Wounds of the Left Ventricle
Left: Bullet wound, death after two days.
Right: Stab wound, death after two hours.
Top: Ludwig Rehn
As common as heart surgery is today, it’s hard to imagine that it wasn’t really developed until the 1950s and 60s. Even the repair of cardiac wounds was only attempted starting at the turn of the century. The heart is incredibly powerful, yet so easy to damage, leading to the belief that the pericardium would always be a place where “surgeons will never breach”. Wounds to the heart were considered invariably fatal.
The first “true” heart surgery (performed on the heart muscle and not just the pericardium) was performed on September 9, 1896 by Ludwig Rehn, on a case similar to the stab wound illustrated on the right side of the image. From the case report:
W. J., a 22-year-old gardener, was discharged from the
military on August 31, 1896, because of an irregular
heartbeat. On the evening of September 7, he sustained
a knife wound during a walk, and fell to the ground
unconscious. A passerby found him several hours later.
At 3:30 A.M., he arrived at the State Hospital.

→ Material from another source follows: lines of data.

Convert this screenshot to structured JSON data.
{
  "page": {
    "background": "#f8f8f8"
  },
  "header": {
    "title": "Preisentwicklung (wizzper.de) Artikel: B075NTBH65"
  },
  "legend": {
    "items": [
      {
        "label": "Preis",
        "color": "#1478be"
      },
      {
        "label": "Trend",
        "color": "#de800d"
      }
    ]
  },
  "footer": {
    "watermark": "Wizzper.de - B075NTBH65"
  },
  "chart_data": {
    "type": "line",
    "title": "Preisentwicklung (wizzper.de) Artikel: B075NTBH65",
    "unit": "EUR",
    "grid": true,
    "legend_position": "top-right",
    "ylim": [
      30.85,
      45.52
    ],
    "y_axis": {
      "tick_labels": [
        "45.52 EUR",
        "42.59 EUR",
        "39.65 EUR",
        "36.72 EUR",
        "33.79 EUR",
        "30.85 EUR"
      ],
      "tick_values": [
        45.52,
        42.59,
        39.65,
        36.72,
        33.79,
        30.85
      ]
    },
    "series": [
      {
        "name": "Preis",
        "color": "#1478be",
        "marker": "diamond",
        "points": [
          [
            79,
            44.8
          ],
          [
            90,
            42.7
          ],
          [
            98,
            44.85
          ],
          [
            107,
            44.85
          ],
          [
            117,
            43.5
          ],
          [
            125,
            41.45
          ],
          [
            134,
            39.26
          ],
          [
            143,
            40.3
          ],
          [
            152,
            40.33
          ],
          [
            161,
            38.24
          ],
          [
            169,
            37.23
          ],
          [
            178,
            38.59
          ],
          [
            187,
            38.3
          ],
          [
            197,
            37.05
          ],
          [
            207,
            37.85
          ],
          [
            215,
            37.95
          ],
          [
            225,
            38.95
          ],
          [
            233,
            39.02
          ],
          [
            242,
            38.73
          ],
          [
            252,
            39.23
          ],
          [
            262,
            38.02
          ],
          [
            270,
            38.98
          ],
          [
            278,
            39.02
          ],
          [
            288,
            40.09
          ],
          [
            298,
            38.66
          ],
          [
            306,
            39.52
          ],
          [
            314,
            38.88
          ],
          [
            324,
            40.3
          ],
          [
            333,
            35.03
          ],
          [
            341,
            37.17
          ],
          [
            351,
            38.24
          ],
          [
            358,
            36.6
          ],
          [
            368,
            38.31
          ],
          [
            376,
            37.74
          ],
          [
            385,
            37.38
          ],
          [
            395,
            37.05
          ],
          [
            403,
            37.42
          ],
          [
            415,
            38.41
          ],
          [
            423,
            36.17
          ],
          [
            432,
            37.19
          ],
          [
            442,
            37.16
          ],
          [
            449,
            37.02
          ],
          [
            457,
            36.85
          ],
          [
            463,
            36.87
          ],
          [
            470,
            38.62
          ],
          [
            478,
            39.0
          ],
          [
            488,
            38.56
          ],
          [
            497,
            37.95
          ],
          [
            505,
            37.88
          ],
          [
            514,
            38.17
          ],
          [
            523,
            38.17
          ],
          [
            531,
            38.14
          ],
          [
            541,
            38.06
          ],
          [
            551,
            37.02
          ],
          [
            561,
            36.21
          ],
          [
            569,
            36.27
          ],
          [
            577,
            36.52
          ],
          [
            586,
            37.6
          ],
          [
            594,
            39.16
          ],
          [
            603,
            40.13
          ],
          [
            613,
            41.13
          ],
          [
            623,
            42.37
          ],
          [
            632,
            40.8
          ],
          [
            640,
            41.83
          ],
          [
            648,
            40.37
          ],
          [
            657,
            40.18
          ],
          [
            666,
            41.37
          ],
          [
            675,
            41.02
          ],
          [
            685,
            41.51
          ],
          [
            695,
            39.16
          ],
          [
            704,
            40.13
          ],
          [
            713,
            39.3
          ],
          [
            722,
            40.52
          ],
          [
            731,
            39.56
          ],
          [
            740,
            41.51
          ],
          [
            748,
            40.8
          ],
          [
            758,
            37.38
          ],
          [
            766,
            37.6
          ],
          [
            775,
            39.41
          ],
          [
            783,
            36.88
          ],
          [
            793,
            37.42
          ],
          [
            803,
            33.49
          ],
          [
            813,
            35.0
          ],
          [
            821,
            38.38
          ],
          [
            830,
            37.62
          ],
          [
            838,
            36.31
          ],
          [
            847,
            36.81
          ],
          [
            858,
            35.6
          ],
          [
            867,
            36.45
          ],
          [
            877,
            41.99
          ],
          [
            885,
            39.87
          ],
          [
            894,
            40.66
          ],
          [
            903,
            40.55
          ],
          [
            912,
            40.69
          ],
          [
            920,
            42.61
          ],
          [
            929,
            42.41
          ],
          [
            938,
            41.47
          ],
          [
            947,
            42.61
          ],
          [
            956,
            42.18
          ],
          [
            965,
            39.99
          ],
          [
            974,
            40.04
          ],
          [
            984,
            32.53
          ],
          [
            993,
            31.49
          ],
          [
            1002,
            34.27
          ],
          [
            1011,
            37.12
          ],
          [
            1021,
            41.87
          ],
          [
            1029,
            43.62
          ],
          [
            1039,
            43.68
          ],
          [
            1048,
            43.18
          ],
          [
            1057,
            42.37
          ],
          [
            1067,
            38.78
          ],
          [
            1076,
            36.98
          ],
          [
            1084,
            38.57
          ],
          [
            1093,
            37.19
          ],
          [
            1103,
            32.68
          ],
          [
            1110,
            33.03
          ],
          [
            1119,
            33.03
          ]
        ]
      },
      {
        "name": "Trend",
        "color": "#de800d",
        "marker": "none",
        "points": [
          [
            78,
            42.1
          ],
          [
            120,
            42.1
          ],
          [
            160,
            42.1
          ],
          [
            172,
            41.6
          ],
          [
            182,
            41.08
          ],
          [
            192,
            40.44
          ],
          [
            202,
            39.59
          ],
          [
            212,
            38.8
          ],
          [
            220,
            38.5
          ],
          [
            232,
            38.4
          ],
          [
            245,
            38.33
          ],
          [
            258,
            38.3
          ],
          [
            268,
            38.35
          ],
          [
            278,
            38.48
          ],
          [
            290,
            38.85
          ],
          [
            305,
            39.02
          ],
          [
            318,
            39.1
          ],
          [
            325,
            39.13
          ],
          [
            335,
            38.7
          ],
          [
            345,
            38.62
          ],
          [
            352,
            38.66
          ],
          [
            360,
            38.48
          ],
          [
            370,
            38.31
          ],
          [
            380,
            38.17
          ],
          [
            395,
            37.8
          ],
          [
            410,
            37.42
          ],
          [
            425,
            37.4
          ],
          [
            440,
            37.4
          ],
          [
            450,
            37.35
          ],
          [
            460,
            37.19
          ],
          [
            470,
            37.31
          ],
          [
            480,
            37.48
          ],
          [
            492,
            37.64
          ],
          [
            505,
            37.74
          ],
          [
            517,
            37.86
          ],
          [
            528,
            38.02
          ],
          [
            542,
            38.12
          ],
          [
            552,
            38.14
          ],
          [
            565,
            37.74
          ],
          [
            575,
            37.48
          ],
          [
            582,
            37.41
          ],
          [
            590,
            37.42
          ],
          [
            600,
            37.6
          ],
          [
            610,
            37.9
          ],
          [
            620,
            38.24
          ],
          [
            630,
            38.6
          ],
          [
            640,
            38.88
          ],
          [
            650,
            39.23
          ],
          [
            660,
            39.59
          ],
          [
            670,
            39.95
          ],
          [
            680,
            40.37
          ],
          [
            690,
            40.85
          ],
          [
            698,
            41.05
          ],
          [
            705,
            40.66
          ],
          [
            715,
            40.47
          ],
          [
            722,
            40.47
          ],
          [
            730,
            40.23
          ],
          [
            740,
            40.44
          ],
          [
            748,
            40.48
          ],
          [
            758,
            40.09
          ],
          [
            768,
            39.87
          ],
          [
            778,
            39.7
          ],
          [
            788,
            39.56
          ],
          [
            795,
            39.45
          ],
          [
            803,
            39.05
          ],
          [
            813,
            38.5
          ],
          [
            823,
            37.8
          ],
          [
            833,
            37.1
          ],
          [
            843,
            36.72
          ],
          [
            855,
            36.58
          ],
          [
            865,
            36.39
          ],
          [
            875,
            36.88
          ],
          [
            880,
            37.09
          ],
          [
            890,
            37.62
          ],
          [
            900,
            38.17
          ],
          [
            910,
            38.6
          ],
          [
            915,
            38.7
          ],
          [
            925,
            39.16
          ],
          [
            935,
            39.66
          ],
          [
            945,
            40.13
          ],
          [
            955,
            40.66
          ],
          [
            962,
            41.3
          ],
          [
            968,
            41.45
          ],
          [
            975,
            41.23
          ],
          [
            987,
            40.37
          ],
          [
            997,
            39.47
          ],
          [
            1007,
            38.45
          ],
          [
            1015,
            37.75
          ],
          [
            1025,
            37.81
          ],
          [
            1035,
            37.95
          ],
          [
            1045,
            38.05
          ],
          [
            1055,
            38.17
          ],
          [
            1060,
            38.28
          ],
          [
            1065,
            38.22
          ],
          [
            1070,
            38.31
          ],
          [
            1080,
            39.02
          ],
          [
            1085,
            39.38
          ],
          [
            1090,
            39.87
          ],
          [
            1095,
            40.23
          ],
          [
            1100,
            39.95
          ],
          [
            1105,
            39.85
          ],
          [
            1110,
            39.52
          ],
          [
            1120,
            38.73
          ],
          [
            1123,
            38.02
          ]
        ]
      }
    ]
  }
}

The next day, the 1.5 cm-long incision was causing rapidly increasing hemothorax (blood in the thorax, fatal if not corrected) and auscultation determined that the wound was in the heart proper, not an intercostal or mammary artery. Dr. Rehn decided to attempt to close the wound, against the advice of a lower-ranking cardiologist. Working in time with the weakened heartbeat, Dr. Rehn placed three sutures along the wound, and all bleeding from the heart ceased. A pleural drain was placed (to clear out the blood and fluid accumulated in the chest), and the operation concluded.
Though there were initial concerns that the patient may develop pericarditis or other infectious complications, none arose, and six months later the patient was back to light work and in good spirits. Rehn remarked in his publication of the case:
Gentlemen! The feasibility of cardiorrhaphy no longer remains
in doubt. I need not fear any objections as to its propriety; the
operation not only was lifesaving, but prevented the subsequent
development of constrictive pericarditis. I trust that this
case will not remain a curiosity, but rather, that the field of
cardiac surgery will be further investigated. Let me speak once
more my conviction that by means of the cardiorrhaphy, many
lives can be saved that were previously counted as lost!
Though it was many years before survival was feasible in a majority of heart surgery cases, this paved the way forward for exploration of a previously-“sacred” cavity of the body.
Diseases of the Heart and Aorta. Arthur Douglass Hirschfelder, 1912.